The headings in these Conditions are for convenience only and are not to be taken into account for the purpose of interpreting the Contract. Words importing any one gender include the other two genders and the singular includes the plural.
15. LAW APPLICABLE
The laws of the Republic of South Africa govern this contract.
16. CLOSE CORPORATIONS
Without detracting from the above, the following shall further be applicable to Close Corporations;
The Supplier shall be entitled but not obliged to institute any proceedings against the Close Corporation arising out of the Contract, for the full balance outstanding including current purchases in any Supreme Court having jurisdiction notwithstanding the provisions of section 7. of the Close Corporation Act, 1984 as amended, save as herein stated or as may be inconsistent with the provisions of paragraph 10. above the contents of the said paragraph shall apply as if inserted herein.

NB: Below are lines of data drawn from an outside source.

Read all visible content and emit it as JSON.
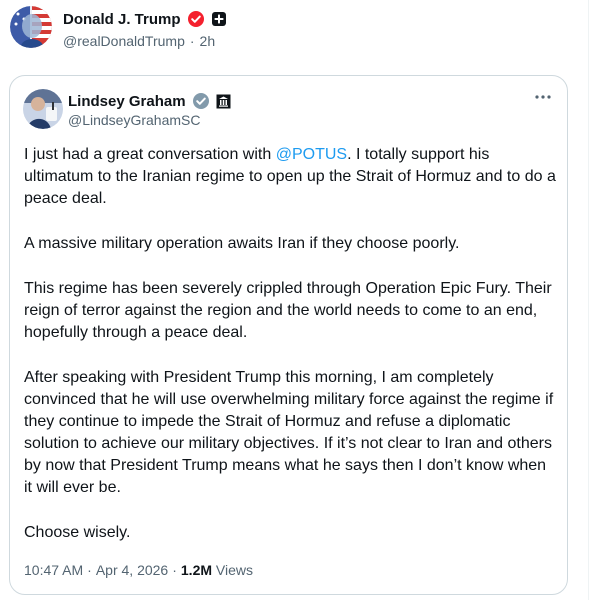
{
  "post": {
    "author_name": "Donald J. Trump",
    "author_handle": "@realDonaldTrump",
    "time_ago": "2h",
    "separator": "·",
    "icons": [
      "patriotic-portrait-avatar",
      "red-verified-badge-icon",
      "plus-square-icon"
    ],
    "colors": {
      "verified_badge": "#f4212e",
      "muted_text": "#536471",
      "link": "#1d9bf0",
      "border": "#cfd9de"
    }
  },
  "quoted_post": {
    "author_name": "Lindsey Graham",
    "author_handle": "@LindseyGrahamSC",
    "icons": [
      "government-verified-badge-icon",
      "institution-badge-icon",
      "more-options-icon"
    ],
    "body": {
      "paragraph_1_before": "I just had a great conversation with ",
      "mention": "@POTUS",
      "paragraph_1_after": ". I totally support his ultimatum to the Iranian regime to open up the Strait of Hormuz and to do a peace deal.",
      "paragraph_2": "A massive military operation awaits Iran if they choose poorly.",
      "paragraph_3": "This regime has been severely crippled through Operation Epic Fury. Their reign of terror against the region and the world needs to come to an end, hopefully through a peace deal.",
      "paragraph_4": "After speaking with President Trump this morning, I am completely convinced that he will use overwhelming military force against the regime if they continue to impede the Strait of Hormuz and refuse a diplomatic solution to achieve our military objectives. If it’s not clear to Iran and others by now that President Trump means what he says then I don’t know when it will ever be.",
      "paragraph_5": "Choose wisely."
    },
    "meta": {
      "time": "10:47 AM",
      "date": "Apr 4, 2026",
      "separator": "·",
      "views_count": "1.2M",
      "views_label": "Views"
    }
  }
}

17. DOMICILIUM CITANTI ETEXECUTANDI
a) The Supplier hereby elects, as its domicilium citandi et executandi, at which it will accept service of any process or notice in terms hereof: Alternatively the address indicated on the Supplier’s first transaction of sale by it to the Purchaser in terms hereof.
b) The supplier hereby elects, as its domicilium citandi et executandi, at which it will accept service of any process or notice , its normal trading premises.